Mauvin and Alric both nodded gravely. Hadrian had learned his lesson the hard way on that first trip the two made to Ervanon. Learning to trust Royce when it was dark, you were alone, and the world was so quiet you could hear your own breathing was not something you did overnight.

Hadrian remembered the wind whipping them as they climbed the Crown Tower.
That
was a
big
tower. He must have climbed a hundred of them with Royce since, but aside
from Drumindor, that was the tallest—and the first. He had marveled at how the little thief could scale the sheer wall like a fly with nothing but those hand-claws. He gave Hadrian a pair and sat smirking as he tried to use them.

“Hopeless,” was all he said, taking the claws back. “Can you at least climb a rope?”

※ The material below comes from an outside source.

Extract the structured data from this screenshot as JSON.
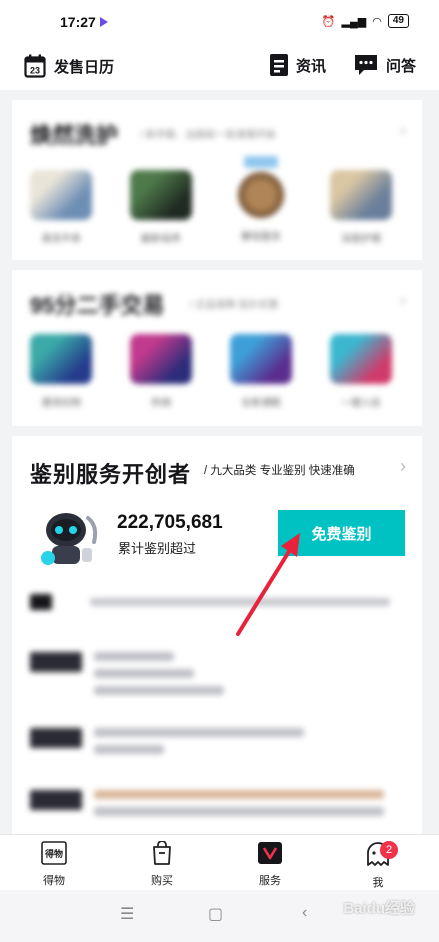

Hadrian had just returned from his days in the arenas of Calis, where he had been respected and cheered by roaring crowds as the Tiger of Mandalin. He was less than pleased with this little twig of a man treating him as if he were the village idiot. So infuriated had he been by Royce’s smug tone that Hadrian had wanted to beat him unconscious, only Arcadius had warned him to be patient. “He’s like the pup of a renowned hunting dog who’s been beaten badly by every master he’s had,” the old wizard had told him. “He’s a gem worthy of a little work, but he’ll test you—he’ll test you a lot. Royce doesn’t make friends easily and he doesn’t make it easy to be his friend. Don’t get angry. That’s what he’s looking for. That’s what he expects. He’ll try to drive you away, but you’ll fool him. Listen to him. Trust him. That’s what he won’t expect. It won’t be easy. You’ll have to be very patient. But if you do, you’ll make a friend for life, the kind that will walk unarmed into the jaws of a dragon if you ask him to.”

Hadrian felt a light tug on the rope.

“Everything okay, pal?” he called down softly.

“Found it,” Royce replied. “Come on down.”

It was like a mine shaft, tight and deep. Hadrian had descended only a short distance when his eyes detected a faint light below. The pale blue-green light appeared to leak into the base of the shaft, which, he could now estimate, was no more than a hundred feet deep. As he reached the bottom, he felt a strong breeze and heard a sound. A very out-of-place sound—the crash of waves.

He stood in an enormous cavern so vast he could not see the far wall. At his feet were shells and black sand, and before him lay a great body of water with waves that rolled in white and frothy. Along the beach, he spotted clumps of seaweed and algae that glowed bright green and the ocean gave off an emerald light, which the ceiling reflected in such a way as to make it seem like they were not underground at all. He felt like he was standing on the beach at night under a cloudy, albeit green, sky. His nose filled with the pungent scent of salt, fish, and seaweed. To the right lay nothing but endless water, but straight out, just visible at the horizon, were structures—the outlines of buildings, pillars, towers, and walls.

Across the sea lay the city of Percepliquis.

Royce stood on the shore, staring across the water, and glanced over his shoulder when Hadrian touched down. “Not something you see every day, is it?”

“Wow,” he replied.

It did not take long before all of them stood on the black sand, gazing out at the sea and the city beyond. Myron looked as if he were in shock. Hadrian realized the monk had never seen an ocean, much less one that glowed bright green.

“Edmund Hall mentioned an underground sea,” Myron said at length. “But Mr. Hall is not terribly good at descriptions. This—
this
is truly amazing. I’ve never thought of myself as big in any sense, but standing here, I feel as small as a pebble.”